Obwohl Forschung schon immer ein integraler Bestandteil der Arbeit der HPC-Gruppe war, hat sie im Jahr 2009 durch die Ernennung von Dr. G. Wellein zum Professor für High Performance Computing am Department Informatik eine deutliche Aufwertung erfahren. Seitdem wirbt die Gruppe Drittmittel aus diversen Quellen ein (DFG, BMBF, EU) und publiziert intensiv in Journalen und auf Konferenzen. Da bleibt es nicht aus, dass Exzellenz auch von dritter Seite honoriert wird. Die Liste ist mittlerweile zu lang, um sie hier vollständig wiederzugeben, aber ein paar Highlights seien doch genannt. (BI95, GHa)

Alles begann mit dem „Golden Spike“, der seit 1998 jährlich vom Lenkungsausschuss des Höchstleistungsrechenzentrums Stuttgart (HLRS) für herausragende Projekte auf den HLRS-Supercomputern vergeben wird. Sowohl im Jahr 2004 als auch in 2008 konnte Thomas Zeiser, zunächst noch am Lehrstuhl für Strömungsmechanik, später dann am RRZE, einen „goldenen Nagel“ nach Hause tragen.

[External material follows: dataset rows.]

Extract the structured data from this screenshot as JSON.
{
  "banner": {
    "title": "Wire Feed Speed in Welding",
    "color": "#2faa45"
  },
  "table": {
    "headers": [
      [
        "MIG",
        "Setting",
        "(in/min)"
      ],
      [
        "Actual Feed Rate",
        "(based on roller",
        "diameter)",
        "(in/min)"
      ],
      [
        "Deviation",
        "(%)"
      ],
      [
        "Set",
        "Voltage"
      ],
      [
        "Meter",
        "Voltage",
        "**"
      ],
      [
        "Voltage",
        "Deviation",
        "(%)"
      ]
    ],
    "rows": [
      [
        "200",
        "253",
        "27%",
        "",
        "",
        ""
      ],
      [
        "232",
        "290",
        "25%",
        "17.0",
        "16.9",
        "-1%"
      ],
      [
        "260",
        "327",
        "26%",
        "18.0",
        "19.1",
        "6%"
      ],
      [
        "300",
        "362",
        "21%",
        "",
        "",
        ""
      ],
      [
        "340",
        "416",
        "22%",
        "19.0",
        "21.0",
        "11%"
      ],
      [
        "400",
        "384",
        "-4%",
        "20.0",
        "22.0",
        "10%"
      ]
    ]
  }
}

Im Jahr 2011 gewannen Georg Hager, Jan Treibig und Gerhard Wellein den „Informatics Europe 2011 Curriculum Best Practices Award“ für ausgezeichnete Lehre im High Performance Computing. Das Lehrkonzept, das auf analytischer Performance-Modellierung basiert, überzeugte das Preiskomitee von „Informatics Europe“, einer Vereinigung, die sich der Förderung von Lehre und Forschung in der Informatik auf europäischer Ebene verschrieben hat. Der Preis wurde im Jahr 2011 zum ersten Mal vergeben.

Von 2013 bis 2019 wurde das Projekt „ESSEX“ (Equipping Sparse Solvers for Exascale) von der DFG im Rahmen des Schwerpunktprogramms 1648 „SPPEXA“ am RRZE mit zwei Stellen gefördert. SPPEXA lobte diverse Male Preise für Abschlussarbeiten aus. Für das Jahr 2016 konnte Christie Alappat für seine Arbeit „Implementation and Performance Engineering of the Kaczmarz Method for Parallel Systems“ den Preis für die beste Masterarbeit entgegennehmen. Auch für 2017 war die Gruppe erfolgreich: Moritz Kreutzer gewann für seine Dissertation „Performance Engineering for Exascale-Enabled Sparse Linear Algebra Building Blocks“ den SPPEXA Best PhD Award.

Die „ISC High Performance“ ist eine der Leitkonferenzen für High Performance Computing in Europa und weltweit. Das wissenschaftliche Programm des Events hat in den letzten Jahren eine deutliche Aufwertung erfahren; die Komitees sind mit hochkarätigen Wissenschaftlern besetzt, und die Auswahl der veröffentlichten Arbeit ist hoch kompetitiv. Bei der ISC 2018 war ein Team des Lehrstuhls für Rechnerarchitektur (Informatik 3) und des RRZE mit ihrem Beitrag „On the Accuracy and Usefulness of Analytic Energy Models for Contemporary Multicore Processors“ erfolgreich und errang den „ISC Gauss Award“, der jährlich vom „Gauss Centre for Supercomputing“ vergeben wird.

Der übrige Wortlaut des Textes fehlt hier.